We sent our ’85 demo tape Alcoholic Metal to Noise and they signed us. It was a big surprise and we’ve never expected it, just hoped. We received their contract, we met in a pub, had some beers and just signed it without understanding the content. But luckily the contract was ok so far.
What do you remember most about the recording of your debut album Zombie Attack?
The recording was really interesting and exhausting, because it was the first time we had recorded in a professional studio. But mainly I remember the parties we had: totally drunken guys, smashing hotel rooms, etc.
How was it received initially?
If I remember correctly, it was a great success for us. The reviews I read were mainly positive.
Chemical Invasion is probably your most positively reviewed record. Do you consider it your best album?
It was a great one for sure, but I think the later albums, especially the last 3 or 4 are better. But I know this is just my personal taste.
You played shows with a lot of great bands in the ‘80s. Are there any concerts or tours that particularly stand out from that era?
There was the concert in Eastern Berlin we played together with Kreator and Coroner. Until then, it was the biggest concert we played before and it was fantastic. Especially that we were able to play in Eastern Germany, which was impossible before. Such an enthusiastic crowd, really great. But it was still strange because our guitar player in those days, Andy, is a Greek and he had to use a different border than we did. But nevertheless, we had a lot of drinks and a great show that night.
What led you to leave Noise and sign with Century Media for 1998’s Disco Destroyer?
There was not a special reason. I think it was just the right time to go the next steps.
Looking back at your Noise Records era, what were the high and low points for you?
Low points I can’t remember but the high times were for sure the beginning of the band and this has influenced my entire life. The first success, the first shows and the parties we have had.
How much input did the band have in putting together the For A Thousand Beers box set?
The collection of the pictures and the layout. Reviewing the old unreleased videos and so on was great fun. The choice of albums was made by history.
What do you hope fans take away from this collection?
Getting some nice insights into the great ’80s and having all the stuff together with the nice colored vinyls and so on, looking at the pictures and the unreleased videos (laughs). And for the older guys, maybe getting some old memories back.
There’s a vinyl version of the box set. Are you a vinyl collector?
Unfortunately I don’t have a record player anymore. I still have a lot of vinyl and I think I need to buy a turntable.
You and Gerre are the lone remaining original Tankard members. How has your relationship evolved over the years?
We are friends since we were six years old, since the first school class. Playing together in one band put us together even more. For example he’s the godfather of one of my sons. But generally Tankard is a very stable construct. Olaf is in the band since 1994 and our “new kid” Andi is already 24 years in the band, too.
Are you still in contact with any of the other original band members?
Only with our former guitar player Andy. He’s still writing lyrics for us.
Could you have imagined in 1982 that Tankard would still be together?
No, never.

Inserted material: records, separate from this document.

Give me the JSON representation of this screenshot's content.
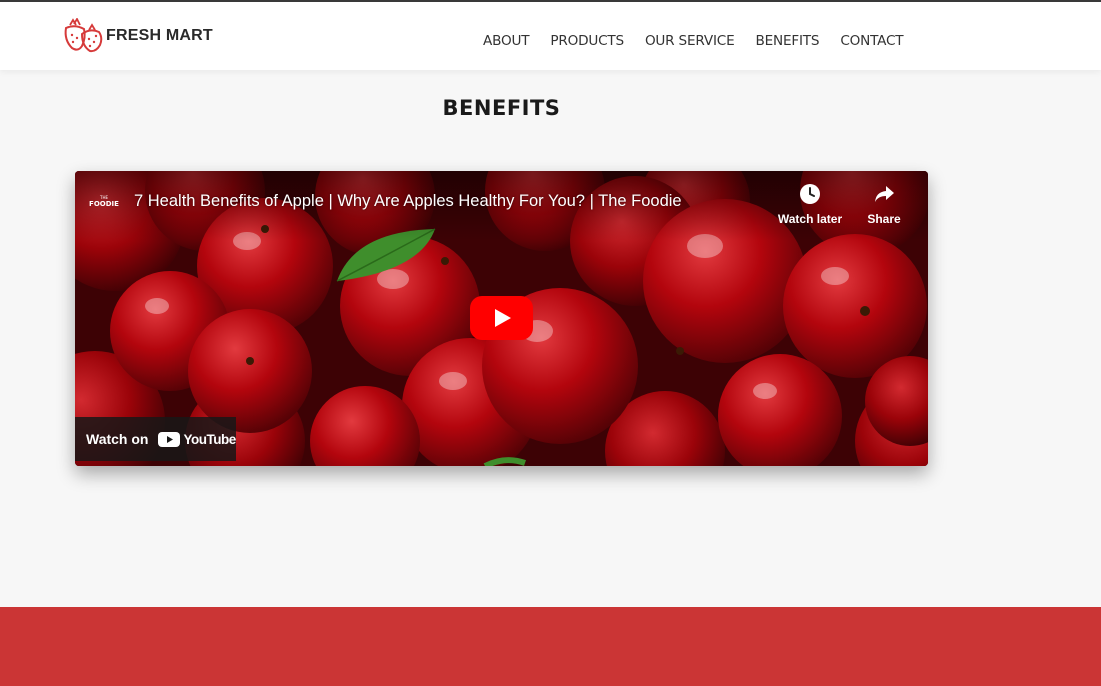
{
  "brand": {
    "name": "FRESH MART"
  },
  "nav": {
    "items": [
      "ABOUT",
      "PRODUCTS",
      "OUR SERVICE",
      "BENEFITS",
      "CONTACT"
    ]
  },
  "section": {
    "title": "BENEFITS"
  },
  "video": {
    "title": "7 Health Benefits of Apple | Why Are Apples Healthy For You? | The Foodie",
    "channel_small": "THE",
    "channel_name": "FOODIE",
    "watch_later_label": "Watch later",
    "share_label": "Share",
    "watch_on_label": "Watch on",
    "youtube_wordmark": "YouTube",
    "icons": [
      "clock-icon",
      "share-arrow-icon",
      "play-button-icon",
      "youtube-logo-icon"
    ],
    "colors": {
      "play_red": "#ff0000",
      "apple_red": "#b3050d"
    }
  },
  "theme": {
    "footer_color": "#cb3535",
    "logo_red": "#d63a3a"
  }
}
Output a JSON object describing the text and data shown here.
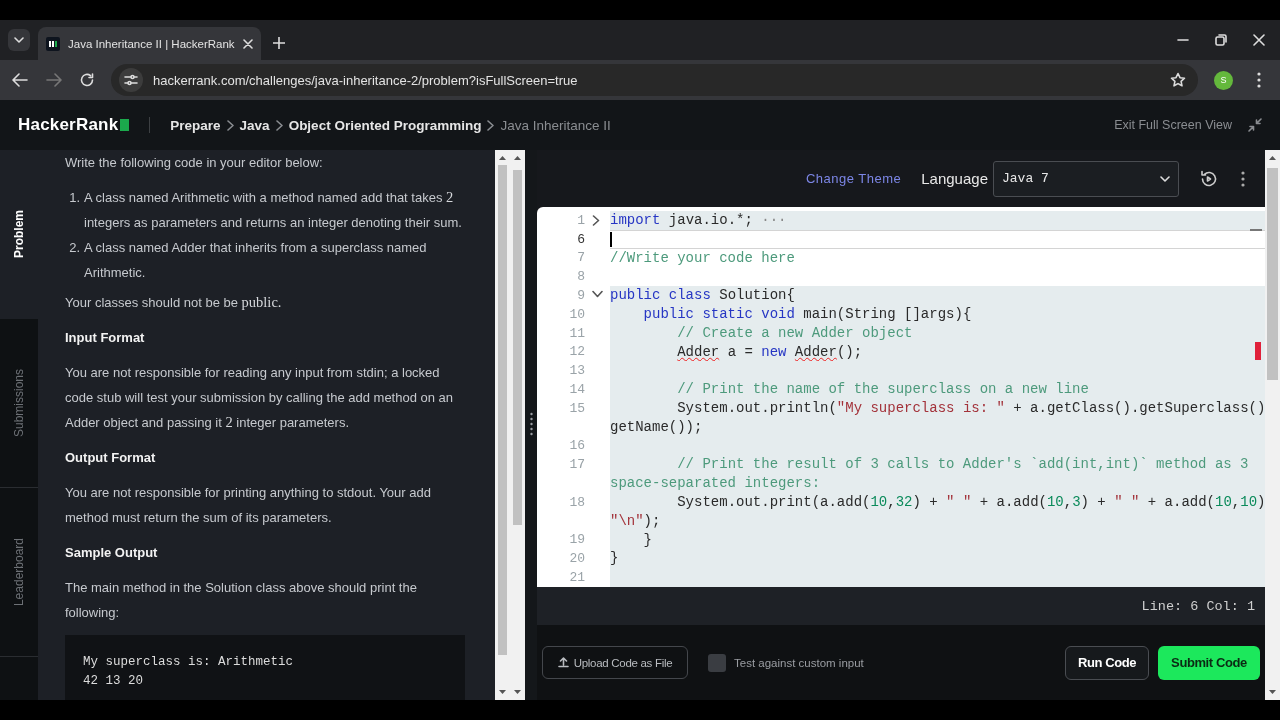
{
  "browser": {
    "tab_title": "Java Inheritance II | HackerRank",
    "url": "hackerrank.com/challenges/java-inheritance-2/problem?isFullScreen=true",
    "profile_initial": "S"
  },
  "header": {
    "logo": "HackerRank",
    "breadcrumbs": [
      {
        "label": "Prepare",
        "current": false
      },
      {
        "label": "Java",
        "current": false
      },
      {
        "label": "Object Oriented Programming",
        "current": false
      },
      {
        "label": "Java Inheritance II",
        "current": true
      }
    ],
    "exit_label": "Exit Full Screen View"
  },
  "side_tabs": [
    {
      "label": "Problem",
      "selected": true
    },
    {
      "label": "Submissions",
      "selected": false
    },
    {
      "label": "Leaderboard",
      "selected": false
    }
  ],
  "problem": {
    "blocks": [
      {
        "kind": "paragraph",
        "segments": [
          {
            "text": "Write the following code in your editor below:",
            "kind": "text"
          }
        ]
      },
      {
        "kind": "list",
        "items": [
          {
            "number": "1.",
            "segments": [
              {
                "text": "A class named Arithmetic with a method named add that takes ",
                "kind": "text"
              },
              {
                "text": "2",
                "kind": "math"
              },
              {
                "text": " integers as parameters and returns an integer denoting their sum.",
                "kind": "text"
              }
            ]
          },
          {
            "number": "2.",
            "segments": [
              {
                "text": "A class named Adder that inherits from a superclass named Arithmetic.",
                "kind": "text"
              }
            ]
          }
        ]
      },
      {
        "kind": "paragraph",
        "segments": [
          {
            "text": "Your classes should not be be ",
            "kind": "text"
          },
          {
            "text": "public.",
            "kind": "math"
          }
        ]
      },
      {
        "kind": "heading",
        "text": "Input Format"
      },
      {
        "kind": "paragraph",
        "segments": [
          {
            "text": "You are not responsible for reading any input from stdin; a locked code stub will test your submission by calling the add method on an Adder object and passing it ",
            "kind": "text"
          },
          {
            "text": "2",
            "kind": "math"
          },
          {
            "text": " integer parameters.",
            "kind": "text"
          }
        ]
      },
      {
        "kind": "heading",
        "text": "Output Format"
      },
      {
        "kind": "paragraph",
        "segments": [
          {
            "text": "You are not responsible for printing anything to stdout. Your add method must return the sum of its parameters.",
            "kind": "text"
          }
        ]
      },
      {
        "kind": "heading",
        "text": "Sample Output"
      },
      {
        "kind": "paragraph",
        "segments": [
          {
            "text": "The main method in the Solution class above should print the following:",
            "kind": "text"
          }
        ]
      },
      {
        "kind": "code",
        "lines": [
          "My superclass is: Arithmetic",
          "42 13 20"
        ]
      }
    ]
  },
  "editor": {
    "change_theme": "Change Theme",
    "language_label": "Language",
    "language": "Java 7",
    "lines": [
      {
        "number": "1",
        "collapsed": true,
        "selected": true,
        "current": false,
        "rows": [
          [
            {
              "text": "import",
              "kind": "keyword"
            },
            {
              "text": " java.io.*;",
              "kind": "plain"
            },
            {
              "text": " ···",
              "kind": "ellipsis"
            }
          ]
        ]
      },
      {
        "number": "6",
        "selected": false,
        "current": true,
        "rows": [
          []
        ]
      },
      {
        "number": "7",
        "selected": false,
        "current": false,
        "rows": [
          [
            {
              "text": "//Write your code here",
              "kind": "comment"
            }
          ]
        ]
      },
      {
        "number": "8",
        "selected": false,
        "current": false,
        "rows": [
          []
        ]
      },
      {
        "number": "9",
        "collapsed": false,
        "selected": true,
        "current": false,
        "rows": [
          [
            {
              "text": "public class",
              "kind": "keyword"
            },
            {
              "text": " Solution{",
              "kind": "plain"
            }
          ]
        ]
      },
      {
        "number": "10",
        "selected": true,
        "current": false,
        "rows": [
          [
            {
              "text": "    public static void",
              "kind": "keyword"
            },
            {
              "text": " main(String []args){",
              "kind": "plain"
            }
          ]
        ]
      },
      {
        "number": "11",
        "selected": true,
        "current": false,
        "rows": [
          [
            {
              "text": "        // Create a new Adder object",
              "kind": "comment"
            }
          ]
        ]
      },
      {
        "number": "12",
        "selected": true,
        "current": false,
        "rows": [
          [
            {
              "text": "        Adder",
              "kind": "error"
            },
            {
              "text": " a = ",
              "kind": "plain"
            },
            {
              "text": "new ",
              "kind": "keyword"
            },
            {
              "text": "Adder",
              "kind": "error"
            },
            {
              "text": "();",
              "kind": "plain"
            }
          ]
        ]
      },
      {
        "number": "13",
        "selected": true,
        "current": false,
        "rows": [
          []
        ]
      },
      {
        "number": "14",
        "selected": true,
        "current": false,
        "rows": [
          [
            {
              "text": "        // Print the name of the superclass on a new line",
              "kind": "comment"
            }
          ]
        ]
      },
      {
        "number": "15",
        "selected": true,
        "current": false,
        "rows": [
          [
            {
              "text": "        System.out.println(",
              "kind": "plain"
            },
            {
              "text": "\"My superclass is: \"",
              "kind": "string"
            },
            {
              "text": " + a.getClass().getSuperclass()",
              "kind": "plain"
            }
          ],
          [
            {
              "text": "getName());",
              "kind": "plain"
            }
          ]
        ]
      },
      {
        "number": "16",
        "selected": true,
        "current": false,
        "rows": [
          []
        ]
      },
      {
        "number": "17",
        "selected": true,
        "current": false,
        "rows": [
          [
            {
              "text": "        // Print the result of 3 calls to Adder's `add(int,int)` method as 3",
              "kind": "comment"
            }
          ],
          [
            {
              "text": "space-separated integers:",
              "kind": "comment"
            }
          ]
        ]
      },
      {
        "number": "18",
        "selected": true,
        "current": false,
        "rows": [
          [
            {
              "text": "        System.out.print(a.add(",
              "kind": "plain"
            },
            {
              "text": "10",
              "kind": "number"
            },
            {
              "text": ",",
              "kind": "plain"
            },
            {
              "text": "32",
              "kind": "number"
            },
            {
              "text": ") + ",
              "kind": "plain"
            },
            {
              "text": "\" \"",
              "kind": "string"
            },
            {
              "text": " + a.add(",
              "kind": "plain"
            },
            {
              "text": "10",
              "kind": "number"
            },
            {
              "text": ",",
              "kind": "plain"
            },
            {
              "text": "3",
              "kind": "number"
            },
            {
              "text": ") + ",
              "kind": "plain"
            },
            {
              "text": "\" \"",
              "kind": "string"
            },
            {
              "text": " + a.add(",
              "kind": "plain"
            },
            {
              "text": "10",
              "kind": "number"
            },
            {
              "text": ",",
              "kind": "plain"
            },
            {
              "text": "10",
              "kind": "number"
            },
            {
              "text": ")",
              "kind": "plain"
            }
          ],
          [
            {
              "text": "\"\\n\"",
              "kind": "string"
            },
            {
              "text": ");",
              "kind": "plain"
            }
          ]
        ]
      },
      {
        "number": "19",
        "selected": true,
        "current": false,
        "rows": [
          [
            {
              "text": "    }",
              "kind": "plain"
            }
          ]
        ]
      },
      {
        "number": "20",
        "selected": true,
        "current": false,
        "rows": [
          [
            {
              "text": "}",
              "kind": "plain"
            }
          ]
        ]
      },
      {
        "number": "21",
        "selected": true,
        "current": false,
        "rows": [
          []
        ]
      }
    ],
    "status": "Line: 6 Col: 1",
    "upload_button": "Upload Code as File",
    "custom_input": {
      "label": "Test against custom input",
      "checked": false
    },
    "run_button": "Run Code",
    "submit_button": "Submit Code"
  }
}
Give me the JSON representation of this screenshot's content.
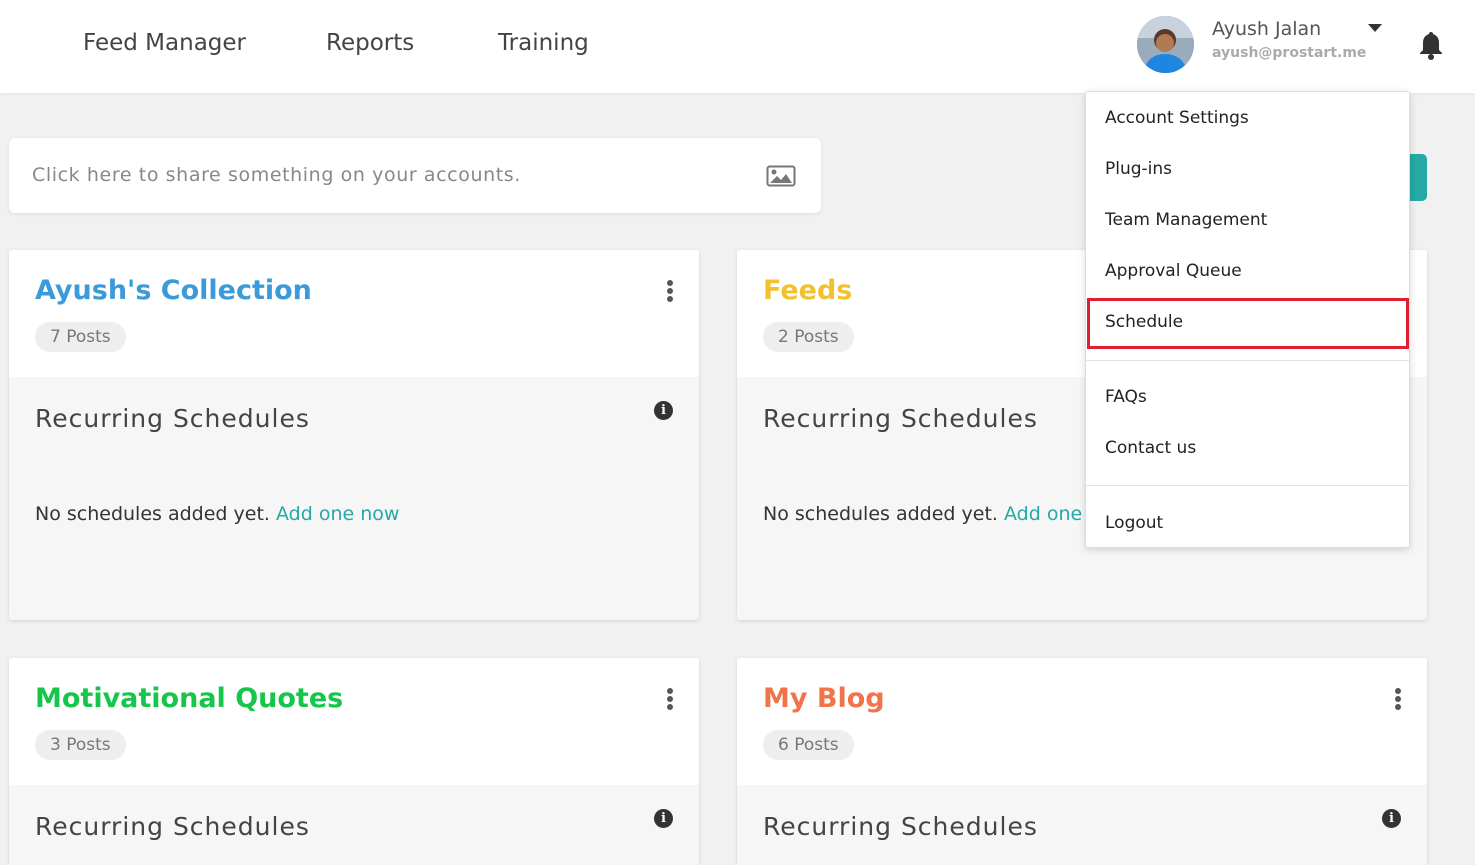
{
  "nav": {
    "feed_manager": "Feed Manager",
    "reports": "Reports",
    "training": "Training"
  },
  "user": {
    "name": "Ayush Jalan",
    "email": "ayush@prostart.me"
  },
  "share": {
    "placeholder": "Click here to share something on your accounts."
  },
  "cards": [
    {
      "title": "Ayush's Collection",
      "color": "#3b9ad9",
      "posts": "7 Posts",
      "section": "Recurring Schedules",
      "empty_text": "No schedules added yet.",
      "add_link": "Add one now"
    },
    {
      "title": "Feeds",
      "color": "#f2c12e",
      "posts": "2 Posts",
      "section": "Recurring Schedules",
      "empty_text": "No schedules added yet.",
      "add_link": "Add one now"
    },
    {
      "title": "Motivational Quotes",
      "color": "#16c64a",
      "posts": "3 Posts",
      "section": "Recurring Schedules"
    },
    {
      "title": "My Blog",
      "color": "#f0734a",
      "posts": "6 Posts",
      "section": "Recurring Schedules"
    }
  ],
  "dropdown": {
    "items": [
      "Account Settings",
      "Plug-ins",
      "Team Management",
      "Approval Queue",
      "Schedule",
      "FAQs",
      "Contact us",
      "Logout"
    ],
    "highlighted": "Schedule",
    "highlight_color": "#e02030"
  },
  "colors": {
    "accent": "#26a9a5"
  },
  "icons": {
    "bell": "bell-icon",
    "image": "image-icon",
    "info": "info-icon",
    "kebab": "kebab-menu-icon",
    "caret": "caret-down-icon"
  }
}
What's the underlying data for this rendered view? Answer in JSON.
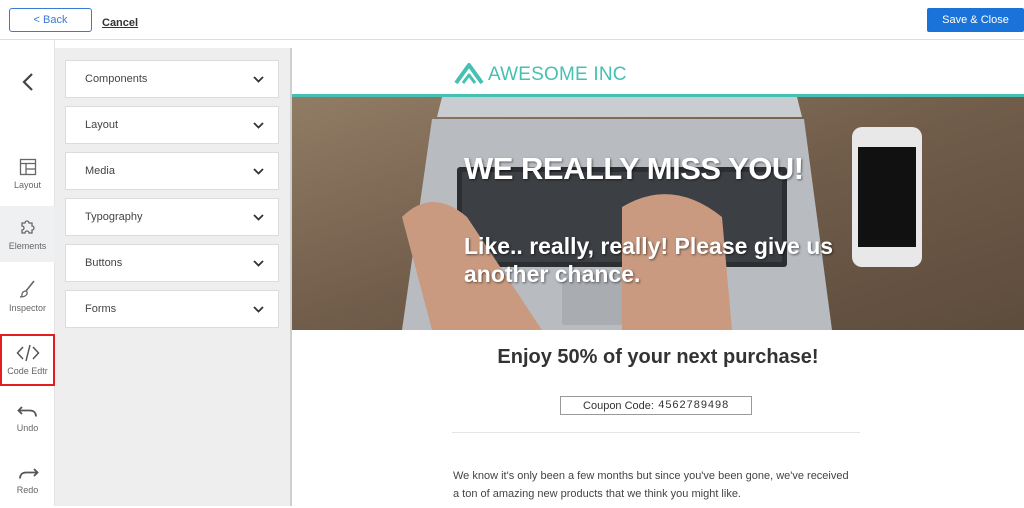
{
  "topbar": {
    "back_label": "< Back",
    "cancel_label": "Cancel",
    "save_label": "Save & Close"
  },
  "rail": {
    "collapse_icon": "chevron-left-icon",
    "items": [
      {
        "label": "Layout",
        "icon": "layout-icon"
      },
      {
        "label": "Elements",
        "icon": "puzzle-icon"
      },
      {
        "label": "Inspector",
        "icon": "brush-icon"
      },
      {
        "label": "Code Edtr",
        "icon": "code-icon"
      },
      {
        "label": "Undo",
        "icon": "undo-icon"
      },
      {
        "label": "Redo",
        "icon": "redo-icon"
      }
    ]
  },
  "panel": {
    "sections": [
      "Components",
      "Layout",
      "Media",
      "Typography",
      "Buttons",
      "Forms"
    ]
  },
  "email": {
    "brand_name": "AWESOME INC",
    "hero_title": "WE REALLY MISS YOU!",
    "hero_subtitle": "Like.. really, really! Please give us another chance.",
    "offer": "Enjoy 50% of your next purchase!",
    "coupon_label": "Coupon Code:",
    "coupon_code": "4562789498",
    "body": "We know it's only been a few months but since you've been gone, we've received a ton of amazing new products that we think you might like."
  },
  "colors": {
    "accent": "#1a73d9",
    "brand": "#45c0b2",
    "highlight": "#e0201f"
  }
}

As we were just some noise producing and beer drinking kids, I could even not imagine that Gerre and myself are still alive.
Give us an update on the status of the recording of the new album.
We have finished the recordings so far and are in the phase of fine tuning and sound mixing. It will be released later his year and it will be great, believe me.
Anything else you’d like to mention or promote?
Thanks to all the metal heads out there. Stay heavy and thrash will never die!